We may not actually achieve the plans, intentions or expectations disclosed in our forward-looking statements, and you should not place undue reliance on our forward-looking statements. We have based these forward-looking statements on our current expectations and projections about future events, nevertheless, actual results or events could differ materially from the plans, intentions and expectations disclosed in, or implied by, the forward-looking statements we make.
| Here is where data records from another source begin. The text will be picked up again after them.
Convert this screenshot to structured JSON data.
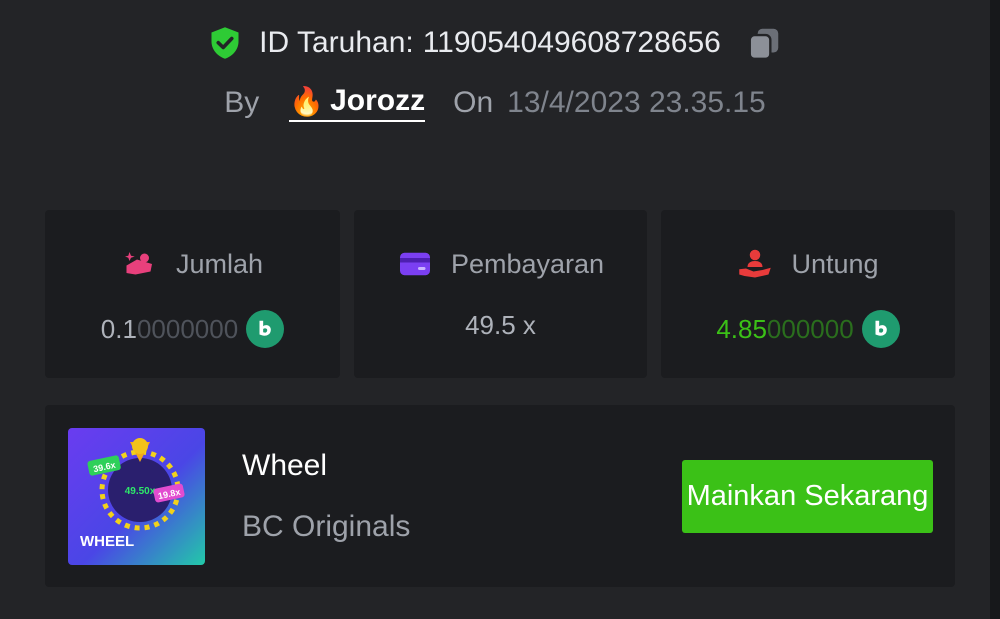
{
  "bet": {
    "id_label": "ID Taruhan:",
    "id_value": "119054049608728656"
  },
  "meta": {
    "by_label": "By",
    "username": "Jorozz",
    "user_emoji": "🔥",
    "on_label": "On",
    "date": "13/4/2023 23.35.15"
  },
  "stats": {
    "amount": {
      "label": "Jumlah",
      "value_lead": "0.1",
      "value_dim": "0000000",
      "icon": "money-hand-icon"
    },
    "payout": {
      "label": "Pembayaran",
      "value": "49.5 x",
      "icon": "card-icon"
    },
    "profit": {
      "label": "Untung",
      "value_lead": "4.85",
      "value_dim": "000000",
      "icon": "profit-hand-icon"
    }
  },
  "game": {
    "name": "Wheel",
    "provider": "BC Originals",
    "thumb_title": "WHEEL",
    "thumb_center": "49.50x",
    "thumb_left_tag": "39.6x",
    "thumb_right_tag": "19.8x",
    "play_button": "Mainkan Sekarang"
  },
  "colors": {
    "accent_green": "#3bc117",
    "shield_green": "#2ecb35",
    "coin_green": "#1f9b6f",
    "amount_pink": "#e8407c",
    "payout_purple": "#7b3ff2",
    "profit_red": "#e83b3b"
  }
}
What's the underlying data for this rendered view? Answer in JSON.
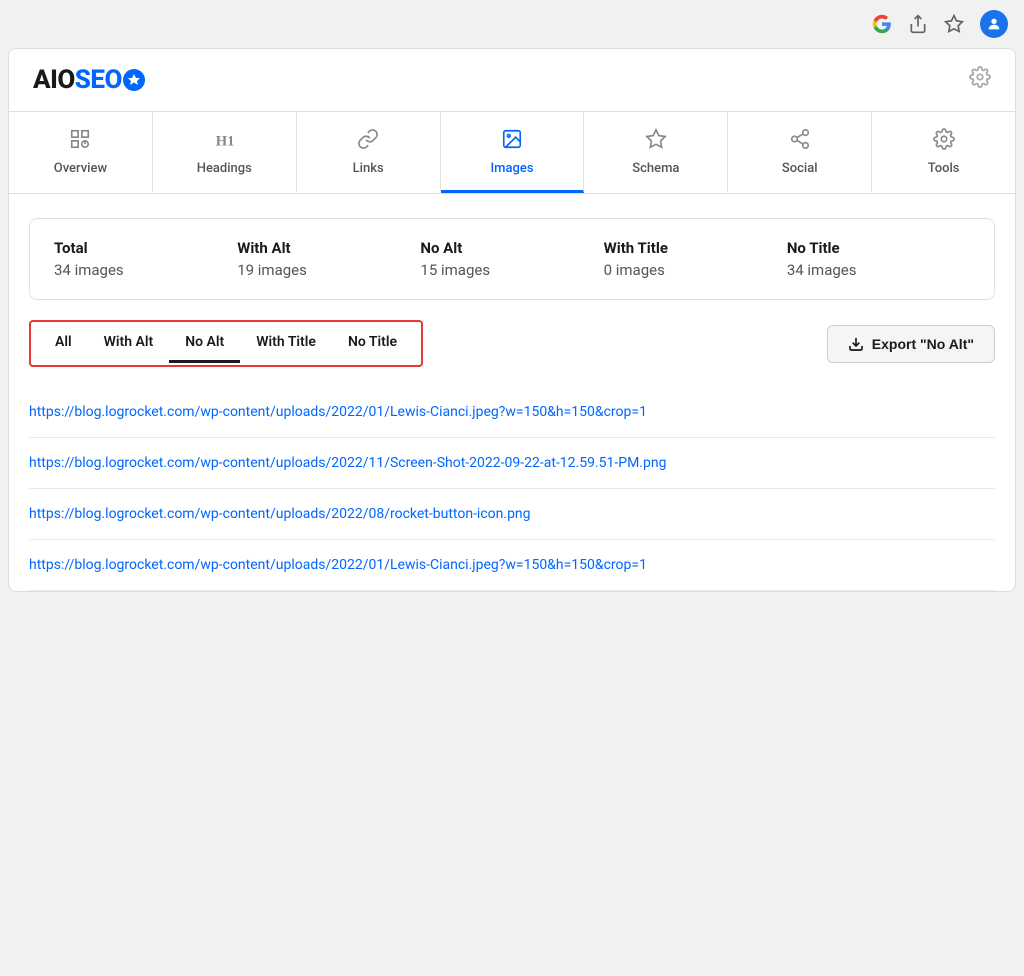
{
  "browser": {
    "profile_initial": "⚙"
  },
  "header": {
    "logo_aio": "AIO",
    "logo_seo": "SEO",
    "gear_label": "⚙"
  },
  "nav": {
    "tabs": [
      {
        "id": "overview",
        "label": "Overview",
        "icon": "overview"
      },
      {
        "id": "headings",
        "label": "Headings",
        "icon": "headings"
      },
      {
        "id": "links",
        "label": "Links",
        "icon": "links"
      },
      {
        "id": "images",
        "label": "Images",
        "icon": "images",
        "active": true
      },
      {
        "id": "schema",
        "label": "Schema",
        "icon": "schema"
      },
      {
        "id": "social",
        "label": "Social",
        "icon": "social"
      },
      {
        "id": "tools",
        "label": "Tools",
        "icon": "tools"
      }
    ]
  },
  "stats": [
    {
      "label": "Total",
      "value": "34 images"
    },
    {
      "label": "With Alt",
      "value": "19 images"
    },
    {
      "label": "No Alt",
      "value": "15 images"
    },
    {
      "label": "With Title",
      "value": "0 images"
    },
    {
      "label": "No Title",
      "value": "34 images"
    }
  ],
  "filter_tabs": [
    {
      "id": "all",
      "label": "All"
    },
    {
      "id": "with-alt",
      "label": "With Alt"
    },
    {
      "id": "no-alt",
      "label": "No Alt",
      "active": true
    },
    {
      "id": "with-title",
      "label": "With Title"
    },
    {
      "id": "no-title",
      "label": "No Title"
    }
  ],
  "export_button": "Export \"No Alt\"",
  "image_links": [
    "https://blog.logrocket.com/wp-content/uploads/2022/01/Lewis-Cianci.jpeg?w=150&h=150&crop=1",
    "https://blog.logrocket.com/wp-content/uploads/2022/11/Screen-Shot-2022-09-22-at-12.59.51-PM.png",
    "https://blog.logrocket.com/wp-content/uploads/2022/08/rocket-button-icon.png",
    "https://blog.logrocket.com/wp-content/uploads/2022/01/Lewis-Cianci.jpeg?w=150&h=150&crop=1"
  ]
}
Factors that could cause such differences include, but are not limited to:

 

  our ability to achieve and sustain profitability;
  our ability to compete effectively in selling our licensed products;
  changes in our relationship with our Licensors’
  our Licensors’ ability to manufacture our licensed products;
  our ability to expand, manage and maintain our direct sales and marketing organizations, including our ability to obtain the financing to develop our marketing strategy, if needed;
  our actual financial results may vary significantly from forecasts and from period to period;
  our estimates regarding anticipated operating losses, future revenues, capital requirements and our needs for additional financing;
  market risks regarding consolidation in the healthcare industry;
  the willingness of healthcare providers to purchase our products if coverage, reimbursement and pricing from third-party payors for procedures using our products significantly declines;
  our Licensors’ ability to adequately protect the intellectual property and operate their business without infringing upon the intellectual property rights of others;
  our ability to market, commercialize, achieve market acceptance for and sell our licensed products;
  the fact that product quality issues or product defects may harm our business;
  any product liability claims;
  our ability to regain compliance with Nasdaq continued listing standards’
  our ability to transition to being a public company’
  the progress, timing and completion of our Licensors’ research, development and preclinical studies and clinical trials for our licensed products and our Licensors’ ability to obtain the regulatory approvals necessary for the marketing of our licensed products in the United States;
  any impact of extraordinary events, including those resulting from the sunsetting of the COVID-19 Public Health Emergency (“PHE”) on May 11, 2023; and
  those risks listed in “Risk Factors” in this prospectus.

 

Our forward-looking statements do not reflect the potential impact of any future acquisitions, mergers, dispositions, joint ventures or investments that we may make.

 

You should read this prospectus and the documents that we incorporate by reference in this prospectus and have filed with the SEC, and the documents attached as exhibits to the registration statement of which this prospectus is a part with the understanding that our actual future results, levels of activity, performance and events and circumstances may be materially different from what we expect. We do not assume any obligation to update any forward-looking statements, whether as a result of new information, future events or otherwise, except as required by law.